(Ottawa) Le gouvernement fédéral pourrait réduire les taux de pauvreté de près de moitié en un an s’il mettait en place un « revenu de base garanti » semblable à celui qui a déjà été étudié en Ontario, estime le directeur parlementaire du budget (DPB).

L’efficacité d’un tel programme ne serait pas la même d’une province à l’autre, prévient le bureau d’Yves Giroux : la baisse du taux de pauvreté pourrait ainsi atteindre 61,9 % au Manitoba, mais 13,5 % à Terre-Neuve-et-Labrador. Le taux de pauvreté baisserait de 60,4 % au Québec, de 49,2 % en Ontario et de 32,6 % au Nouveau-Brunswick, selon les estimations du DPB.

Essentiellement, le revenu de base garanti consiste à verser un montant minimal à tous les citoyens, sans condition, afin de s’assurer que chacun dispose d’un revenu minimal. Il y a quatre ans, l’Ontario avait amorcé un projet pilote, qui versait l’équivalent de 75 % du revenu établi comme « mesure de faible revenu », puis en retranchant ensuite 50 cents pour chaque dollar gagné en salaire par le bénéficiaire. Ce projet pilote, que les fonctionnaires fédéraux surveillaient de près, a toutefois pris fin prématurément, lorsque les libéraux ont été remplacés par les conservateurs en Ontario.

D’après l’analyse publiée mercredi par le DPB, le coût total d’un programme fédéral de revenu de base garanti s’élèverait à 85 milliards s’il était implanté cette année. Les coûts grimperaient ensuite jusqu’à 93 milliards d’ici 2026.

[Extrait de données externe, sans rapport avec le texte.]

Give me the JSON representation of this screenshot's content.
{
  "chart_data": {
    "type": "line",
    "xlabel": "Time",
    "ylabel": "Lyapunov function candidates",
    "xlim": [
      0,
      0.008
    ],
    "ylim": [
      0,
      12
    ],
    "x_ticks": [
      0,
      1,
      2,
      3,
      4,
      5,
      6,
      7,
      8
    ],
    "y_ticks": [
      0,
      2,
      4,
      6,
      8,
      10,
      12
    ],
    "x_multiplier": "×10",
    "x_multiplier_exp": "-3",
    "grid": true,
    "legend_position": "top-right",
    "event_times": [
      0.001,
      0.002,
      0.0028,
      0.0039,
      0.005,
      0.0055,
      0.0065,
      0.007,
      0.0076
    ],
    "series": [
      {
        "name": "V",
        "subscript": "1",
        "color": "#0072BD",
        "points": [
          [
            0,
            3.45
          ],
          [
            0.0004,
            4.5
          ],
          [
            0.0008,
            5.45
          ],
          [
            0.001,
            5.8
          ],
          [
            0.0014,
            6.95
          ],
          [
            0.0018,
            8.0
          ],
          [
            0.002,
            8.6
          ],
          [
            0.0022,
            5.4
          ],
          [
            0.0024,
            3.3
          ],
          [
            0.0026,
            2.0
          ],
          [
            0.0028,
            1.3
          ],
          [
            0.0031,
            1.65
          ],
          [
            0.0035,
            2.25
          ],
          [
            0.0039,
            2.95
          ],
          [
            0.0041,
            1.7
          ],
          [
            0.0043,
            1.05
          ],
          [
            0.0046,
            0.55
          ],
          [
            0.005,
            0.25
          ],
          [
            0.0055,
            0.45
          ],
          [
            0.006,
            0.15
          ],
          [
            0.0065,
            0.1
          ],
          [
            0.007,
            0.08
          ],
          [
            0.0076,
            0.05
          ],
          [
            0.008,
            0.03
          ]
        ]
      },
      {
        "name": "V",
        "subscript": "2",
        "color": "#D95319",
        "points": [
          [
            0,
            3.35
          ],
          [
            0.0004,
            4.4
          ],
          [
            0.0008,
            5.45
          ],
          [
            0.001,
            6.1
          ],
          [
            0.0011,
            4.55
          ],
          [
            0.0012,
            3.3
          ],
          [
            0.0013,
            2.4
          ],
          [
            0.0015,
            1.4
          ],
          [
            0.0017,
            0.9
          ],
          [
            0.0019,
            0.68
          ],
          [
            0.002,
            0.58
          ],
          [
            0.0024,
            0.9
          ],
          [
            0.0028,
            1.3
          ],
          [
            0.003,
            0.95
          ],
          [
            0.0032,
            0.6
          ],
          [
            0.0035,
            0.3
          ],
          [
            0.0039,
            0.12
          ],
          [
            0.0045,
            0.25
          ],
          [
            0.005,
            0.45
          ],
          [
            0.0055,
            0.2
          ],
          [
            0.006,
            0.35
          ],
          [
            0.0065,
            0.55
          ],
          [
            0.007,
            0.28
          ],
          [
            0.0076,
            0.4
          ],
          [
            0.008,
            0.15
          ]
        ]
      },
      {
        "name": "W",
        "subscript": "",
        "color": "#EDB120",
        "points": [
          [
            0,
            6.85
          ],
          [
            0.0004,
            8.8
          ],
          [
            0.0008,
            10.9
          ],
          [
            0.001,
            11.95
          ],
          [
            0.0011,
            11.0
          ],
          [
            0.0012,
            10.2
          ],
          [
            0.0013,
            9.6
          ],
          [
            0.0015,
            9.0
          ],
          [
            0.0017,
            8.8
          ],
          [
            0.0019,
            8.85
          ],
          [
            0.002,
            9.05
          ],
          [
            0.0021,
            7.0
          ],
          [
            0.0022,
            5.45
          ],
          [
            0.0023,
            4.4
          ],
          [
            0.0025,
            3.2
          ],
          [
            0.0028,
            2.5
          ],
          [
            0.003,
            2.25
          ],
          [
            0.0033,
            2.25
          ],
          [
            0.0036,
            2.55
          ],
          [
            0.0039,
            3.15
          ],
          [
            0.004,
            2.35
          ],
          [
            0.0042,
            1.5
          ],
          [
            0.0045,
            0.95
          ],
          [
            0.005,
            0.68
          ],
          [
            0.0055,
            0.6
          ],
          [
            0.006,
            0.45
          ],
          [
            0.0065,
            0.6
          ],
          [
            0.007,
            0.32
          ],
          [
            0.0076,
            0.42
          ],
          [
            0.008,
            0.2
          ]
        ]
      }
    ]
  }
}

Le rapport du DPB met à jour des projections de l’été dernier sur le coût d’un programme de revenu de base et détaille l’effet d’entraînement financier sur les ménages et les travailleurs. Plusieurs parlementaires avaient en effet demandé au DPB de préparer une analyse d’un revenu de base garanti au moyen des paramètres établis en Ontario. Ce programme a connu un regain d’intérêt au cours de la pandémie, qui a coûté environ trois millions d’emplois au pays. Au moins 2,5 millions d’autres Canadiens ont connu une baisse de leurs heures travaillées — et de leurs revenus.

Des militants libéraux et néo-démocrates ont présenté des résolutions pour que les délégués à leur prochain congrès d’orientation adoptent le concept du revenu de base garanti dans le programme de leur parti respectif. Les militants néo-démocrates ne devraient pas déchirer leur chemise là-dessus, mais les libéraux sont plutôt divisés — le premier ministre Justin Trudeau ne serait pas très chaud à cette idée.

Moins de crédits d’impôt

En vertu d’un programme de revenu de base garanti comme celui que M. Giroux a évalué, Ottawa aurait versé environ 17 000 $ à une personne seule, ou 24 000 $ à un couple. Ce revenu de base garanti est ensuite réduit à mesure qu’une personne voit son revenu d’emploi augmenter, à raison de 0,50 $ pour chaque dollar gagné.

Dans la plupart des cas, estime M. Giroux, le revenu disponible augmenterait de 17,5 % pour les personnes en bas de l’échelle des revenus, soit un peu plus de 4500 $, tandis que celles qui se situent en haut de l’échelle des revenus verraient leurs revenus baisser légèrement. La raison de cette baisse réside dans une autre mise en garde de la modélisation : le gouvernement fédéral supprimerait les crédits d’impôt remboursables et non remboursables destinés à lutter contre la pauvreté.

Dans l’ensemble, le rapport de M. Giroux estime que plus de 6,4 millions de personnes verraient leur revenu disponible augmenter grâce à ce programme, en moyenne de 49,6 %, tandis que 16,8 millions de plus verraient leur revenu net baisser de 5,4 %.

Le rapport de M. Giroux a également estimé que l’interaction entre les taux marginaux d’imposition, l’élimination des crédits d’impôt et les gains dans le cadre du revenu de base inciterait certains travailleurs à repenser le fait d’accepter des heures de travail supplémentaires, si cela signifiait une perte de revenu en payant plus d’impôts et en recevant moins de prestations.

Le DPB a estimé que dans l’ensemble, les employés réduiraient leurs heures de travail de 1,3 % à l’échelle nationale, ce qui coûterait aux coffres fédéraux entre 3,0 et 3,3 milliards par an, sur une période de cinq ans, en raison de la perte de recettes fiscales.